The Supreme Court decision in Public Utilities Commission v. Pollak, 343 U.S. 451 (1952) determined that the individual liberty interests of passengers who used public transportation, including freedoms of speech and privacy guaranteed by the First and Fifth Amendments, were not unreasonably inhibited by the broadcast of radio programs and commercials on government-regulated vehicles used for mass transit in the District of Columbia. This case has been cited more than 1,000 times by courts and scholars as much for its dissenting opinion as for the majority opinion.
Passengers objected to radio transmitters on public transportation
The District of Columbia’s Public Utilities Commission (PUC) had decided to allow local streetcars and buses to be equipped with privately owned radio transmitters that would broadcast music, news, and commercials. The PUC undertook a thorough analysis after a public hearing and investigation and found the broadcasts to be reasonable.
Franklin S. Pollak, a passenger of Capital Transit Company, objected to the radio broadcasts. He and another passenger appealed an adverse decision by the PUC to a federal district court, which rejected their claims. Pollak then appealed to the U.S. Court of Appeals for the District of Columbia Circuit, which reversed. The appeals court wrote, “Transit’s broadcasts deprive objecting passengers of liberty without due process of law.” The commission then appealed to the Supreme Court.

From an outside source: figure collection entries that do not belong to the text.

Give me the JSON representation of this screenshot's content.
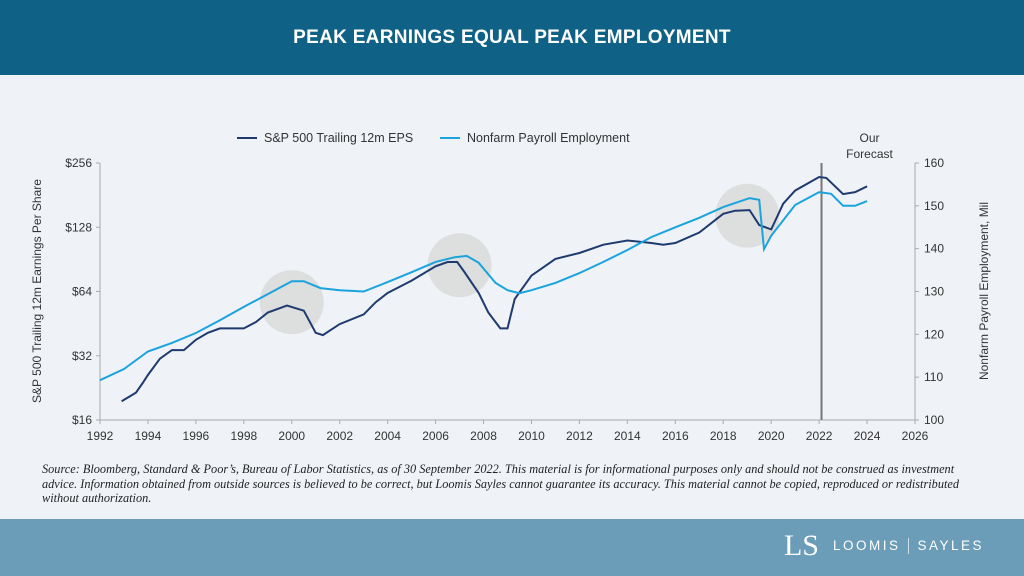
{
  "header": {
    "title": "PEAK EARNINGS EQUAL PEAK EMPLOYMENT"
  },
  "footnote": "Source: Bloomberg, Standard & Poor’s, Bureau of Labor Statistics, as of 30 September 2022. This material is for informational purposes only and should not be construed as investment advice. Information obtained from outside sources is believed to be correct, but Loomis Sayles cannot guarantee its accuracy. This material cannot be copied, reproduced or redistributed without authorization.",
  "footer": {
    "logo_mark": "LS",
    "logo_left": "LOOMIS",
    "logo_right": "SAYLES"
  },
  "colors": {
    "eps": "#1f3a6e",
    "payroll": "#1aa3dd",
    "header": "#0f6185",
    "footer": "#6b9cb8",
    "highlight": "#d9d9d9"
  },
  "chart_data": {
    "type": "line",
    "title": "",
    "xlabel": "",
    "ylabel": "S&P 500 Trailing 12m Earnings Per Share",
    "ylabel_right": "Nonfarm Payroll Employment, Mil",
    "xlim": [
      1992,
      2026
    ],
    "ylim": [
      16,
      256
    ],
    "ylim_right": [
      100,
      160
    ],
    "yscale": "log2",
    "x_ticks": [
      "1992",
      "1994",
      "1996",
      "1998",
      "2000",
      "2002",
      "2004",
      "2006",
      "2008",
      "2010",
      "2012",
      "2014",
      "2016",
      "2018",
      "2020",
      "2022",
      "2024",
      "2026"
    ],
    "y_ticks": [
      "$16",
      "$32",
      "$64",
      "$128",
      "$256"
    ],
    "y_ticks_right": [
      "100",
      "110",
      "120",
      "130",
      "140",
      "150",
      "160"
    ],
    "legend_position": "top-center",
    "grid": false,
    "forecast_marker": {
      "x": 2022.1,
      "label_line1": "Our",
      "label_line2": "Forecast"
    },
    "highlights": [
      {
        "x": 2000,
        "y": 57
      },
      {
        "x": 2007,
        "y": 85
      },
      {
        "x": 2019,
        "y": 145
      }
    ],
    "series": [
      {
        "name": "S&P 500 Trailing 12m EPS",
        "axis": "left",
        "x": [
          1992.9,
          1993.2,
          1993.5,
          1993.8,
          1994,
          1994.5,
          1995,
          1995.5,
          1996,
          1996.5,
          1997,
          1998,
          1998.5,
          1999,
          1999.8,
          2000.5,
          2001,
          2001.3,
          2002,
          2003,
          2003.5,
          2004,
          2005,
          2006,
          2006.5,
          2006.9,
          2007.2,
          2007.8,
          2008.2,
          2008.7,
          2009,
          2009.3,
          2010,
          2011,
          2012,
          2013,
          2014,
          2015,
          2015.5,
          2016,
          2017,
          2018,
          2018.5,
          2019.1,
          2019.5,
          2020,
          2020.5,
          2021,
          2022,
          2022.3,
          2023,
          2023.5,
          2024
        ],
        "values": [
          19.6,
          20.5,
          21.5,
          24,
          26,
          31,
          34,
          34,
          38,
          41,
          43,
          43,
          46,
          51,
          55,
          52,
          41,
          40,
          45,
          50,
          57,
          63,
          72,
          84,
          88,
          88,
          79,
          63,
          51,
          43,
          43,
          59,
          76,
          91,
          97,
          106,
          111,
          108,
          106,
          108,
          121,
          148,
          153,
          154,
          131,
          125,
          165,
          190,
          220,
          218,
          183,
          187,
          199
        ]
      },
      {
        "name": "Nonfarm Payroll Employment",
        "axis": "right",
        "x": [
          1992,
          1993,
          1994,
          1995,
          1996,
          1997,
          1998,
          1999,
          2000,
          2000.5,
          2001.2,
          2002,
          2003,
          2004,
          2005,
          2006,
          2006.8,
          2007.3,
          2007.8,
          2008.5,
          2009,
          2009.5,
          2010,
          2011,
          2012,
          2013,
          2014,
          2015,
          2016,
          2017,
          2018,
          2019.1,
          2019.5,
          2019.7,
          2020,
          2021,
          2022,
          2022.5,
          2023,
          2023.5,
          2024
        ],
        "values": [
          109.3,
          111.9,
          116,
          118,
          120.3,
          123.3,
          126.4,
          129.4,
          132.4,
          132.4,
          130.8,
          130.3,
          130,
          132.2,
          134.5,
          136.9,
          138,
          138.3,
          136.7,
          132,
          130.3,
          129.6,
          130.3,
          132,
          134.3,
          136.9,
          139.7,
          142.7,
          145,
          147.2,
          149.7,
          151.8,
          151.4,
          139.9,
          143,
          150.2,
          153.2,
          152.8,
          150,
          150,
          151.1
        ]
      }
    ]
  }
}
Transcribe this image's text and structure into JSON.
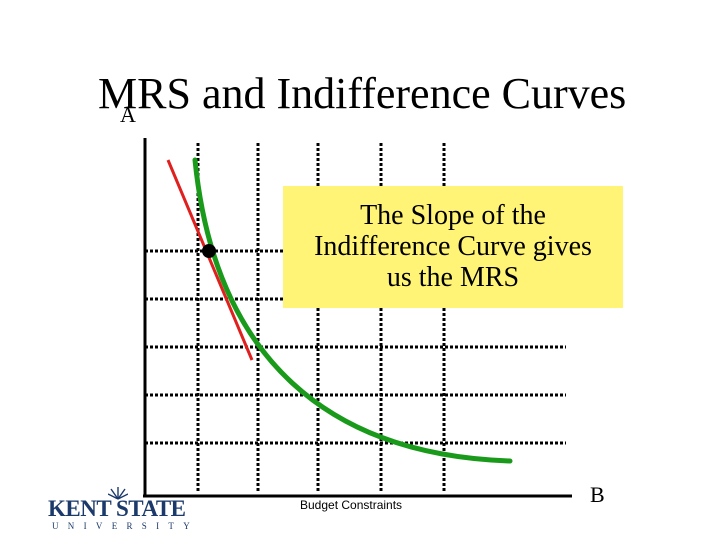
{
  "slide": {
    "title": "MRS and Indifference Curves",
    "axis_y_label": "A",
    "axis_x_label": "B",
    "callout": [
      "The Slope of the",
      "Indifference Curve gives",
      "us the MRS"
    ],
    "budget_label": "Budget  Constraints",
    "logo": {
      "main": "KENT STATE",
      "sub": "UNIVERSITY"
    }
  },
  "colors": {
    "curve": "#1a9a1a",
    "tangent": "#e0201f",
    "callout_bg": "#fff475",
    "logo": "#1b3a6b"
  },
  "icons": [
    "kent-state-logo-icon",
    "tangent-point-dot"
  ]
}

Supreme Court said the radio broadcasts were constitutional
In a carefully written opinion on behalf of a 6-2 majority, Justice Harold H. Burton reversed the federal appeals court’s decision. For the majority, this case was more about deference to an administrative agency that constitutionally discharged its responsibilities. For the dissenting justices, the case was an abridgement of liberty and privacy.
Although the Court agreed that the PUC order constituted government action, it ultimately deferred to the PUC decision that approved the installation of radio receivers and transmission of such messages as “consistent with public convenience, comfort and safety” and as an improvement of the quality of the transportation service. The majority also found that all who use public vehicles implicitly give up some modicum of individual liberty and may be subjected to unwanted speech. In this case, the regulation was neither arbitrary nor capricious and the limitation on individual liberty was reasonable.
Dissenters thought broadcasts could be propaganda, interfered with right to be left alone
Among the issues for dissenting Justice William O. Douglas was that the company affixing the radio receivers in the streetcars was a private company selling music through announcements and commercials. This subjected passengers to the possibility of propaganda — something they were forced to hear because they chose to use public transportation. Such a result disquieted those who availed themselves of mass transit but did not want to be subject to anything other than their own thoughts or the conversation of fellow passengers. This, Justice Douglas wrote, interfered with the “constitutional right to be let alone,” which he defined as the beginning of liberty. (Justice Felix Frankfurter recused himself from the decision because he was so personally offended by the practice of piped radio on public transportation that he felt unable to be impartial in the matter.)
Although Justice Douglas acknowledged that it is axiomatic that one’s privacy is necessarily reduced when one enters public places, he also cast the issue as portending doom for individual liberties, theorizing that the radio programs would lead to the “destruction of the Republic.” Similar contemporary concerns are being raised about regulations by the Federal Aviation Administration concerning the use of cellular telephones on airplanes during flight.